Xuân Diệu (1916 – 1985) was a 20th- century writer whose poetry in the decade before 1945 was at the forefront of Vietnam’s Thơ Mới (New Poetry) movement, with influences from French Symbolist poets.
After his death, discussion of Xuân Diệu’s homosexuality came out in the open, casting a fresh light on his poetry, long celebrated for their lyrical depiction of heterosexual love.
Nguyệt Cầm Trăng nhập vào đây cung nguyệt lạnh , Trăng thương, trăng nhớ, hỡi trăng ngần. Đàn buồn, đàn lặng, ôi đàn chậm! Mỗi giọt rơi tàn như lệ ngân. Mây vắng, trời trong, đêm thuỷ tinh; Linh lung bóng sáng bỗng rung mình Vì nghe nương tử trong câu hát Đã chết đêm rằm theo nước xanh. Thu lạnh càng thêm nguyệt tỏ ngời, Đàn ghê như nước, lạnh, trời ơi... Long lanh tiếng sỏi vang vang hận: Trăng nhớ Tầm Dương, nhạc nhớ người... Bốn bề ánh nhạc: biển pha lê. Chiếc đảo hồn tôi rợn bốn bề Sương bạc làm thinh, khuya nín thở Nghe sầu âm nhạc đến sao Khuê. Xuân Diệu - Gửi hương cho gió (1945)
Moonlight haunts the muted strings.
Oh luscious moon, love, longing!
In sorrow the lute bends,
Each quaver a silver drop.
The clouds have left the sky. A limpid night.
Wisps of light shiver upon hearing
That on the new moon in untamed waters
The song’s maiden has died
In the autumn air the moon dazzles all the more;
Music glides like water, oh god, it is so cold!
Burbling pebbles echo the anguish:
The moon mourns the river, the lute mourns love lost…
On all sides, music: A crystalline sea;
My soul is an island roiled on all sides…
The silver dew stays silent, the night holds its breath
As the elegy reaches Andromeda.
(Translation by Mứt)
nguyệt cầm = moon lute
(nguyệt = moon; cầm = chordophone). Also known as đàn nguyệt (đàn = musical instrument) or đàn kìm (in the Southern Vietnamese dialect).
The moon lute is a Vietnamese traditional instrument with a round sound box, a long neck, and high frets. Its two strings are typically plucked with a plectrum. Notes can be bent for a mournful tone.
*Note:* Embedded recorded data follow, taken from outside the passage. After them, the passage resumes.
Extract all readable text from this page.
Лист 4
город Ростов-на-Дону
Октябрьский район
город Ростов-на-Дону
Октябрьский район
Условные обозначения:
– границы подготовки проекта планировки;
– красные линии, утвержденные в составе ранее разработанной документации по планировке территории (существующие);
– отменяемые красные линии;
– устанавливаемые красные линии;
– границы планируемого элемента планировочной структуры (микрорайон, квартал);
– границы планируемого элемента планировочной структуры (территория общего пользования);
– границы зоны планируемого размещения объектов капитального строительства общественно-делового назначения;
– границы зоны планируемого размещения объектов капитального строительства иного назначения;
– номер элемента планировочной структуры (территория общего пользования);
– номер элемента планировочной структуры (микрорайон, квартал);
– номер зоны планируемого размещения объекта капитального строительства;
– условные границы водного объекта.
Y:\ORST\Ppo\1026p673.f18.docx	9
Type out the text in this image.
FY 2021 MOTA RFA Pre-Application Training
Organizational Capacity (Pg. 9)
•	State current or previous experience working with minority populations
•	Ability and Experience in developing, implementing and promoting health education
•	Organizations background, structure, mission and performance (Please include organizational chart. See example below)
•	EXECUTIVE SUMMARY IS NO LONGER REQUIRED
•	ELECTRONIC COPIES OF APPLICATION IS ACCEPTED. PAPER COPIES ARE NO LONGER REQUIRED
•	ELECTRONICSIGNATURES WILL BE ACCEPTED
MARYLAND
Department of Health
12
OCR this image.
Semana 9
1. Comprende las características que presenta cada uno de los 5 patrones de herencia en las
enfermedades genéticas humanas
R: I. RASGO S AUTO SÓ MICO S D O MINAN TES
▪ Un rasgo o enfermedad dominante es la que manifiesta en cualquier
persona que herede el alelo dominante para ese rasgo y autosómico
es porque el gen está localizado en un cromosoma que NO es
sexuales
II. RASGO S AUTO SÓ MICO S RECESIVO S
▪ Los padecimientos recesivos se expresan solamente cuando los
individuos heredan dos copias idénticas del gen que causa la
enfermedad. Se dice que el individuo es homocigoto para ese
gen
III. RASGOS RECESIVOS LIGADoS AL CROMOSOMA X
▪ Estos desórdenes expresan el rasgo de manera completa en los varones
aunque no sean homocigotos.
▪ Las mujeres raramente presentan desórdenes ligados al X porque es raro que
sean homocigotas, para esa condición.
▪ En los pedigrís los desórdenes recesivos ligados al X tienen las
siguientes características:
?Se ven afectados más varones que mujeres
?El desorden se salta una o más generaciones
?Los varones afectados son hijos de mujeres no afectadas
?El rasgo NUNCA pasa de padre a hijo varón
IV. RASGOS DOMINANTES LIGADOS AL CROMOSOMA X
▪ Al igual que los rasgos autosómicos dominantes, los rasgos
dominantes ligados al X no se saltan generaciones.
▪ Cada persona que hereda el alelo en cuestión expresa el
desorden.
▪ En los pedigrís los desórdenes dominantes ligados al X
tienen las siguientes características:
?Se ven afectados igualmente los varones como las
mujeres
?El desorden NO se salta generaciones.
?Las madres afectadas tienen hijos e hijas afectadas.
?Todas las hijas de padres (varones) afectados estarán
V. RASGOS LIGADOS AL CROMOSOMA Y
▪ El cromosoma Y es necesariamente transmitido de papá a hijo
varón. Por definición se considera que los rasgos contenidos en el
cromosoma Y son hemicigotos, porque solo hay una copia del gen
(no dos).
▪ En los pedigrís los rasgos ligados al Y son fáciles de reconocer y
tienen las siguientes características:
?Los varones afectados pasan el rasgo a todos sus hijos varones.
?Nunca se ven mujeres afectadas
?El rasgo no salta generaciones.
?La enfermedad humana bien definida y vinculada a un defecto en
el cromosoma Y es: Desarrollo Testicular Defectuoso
Tầm Dương is the Yangtze River, a reference to “Song of the Pipa” by Bai Juyi (772-846). The poem describes a chance encounter between the poet and a pipa player whose virtuosic performance moved him to his core, as did her tale of lost fame and hardships. In Xuân Diệu’s Nguyệt Cầm, there is no explicit mention of a performer. Instead, the moon becomes the lute becomes the poet.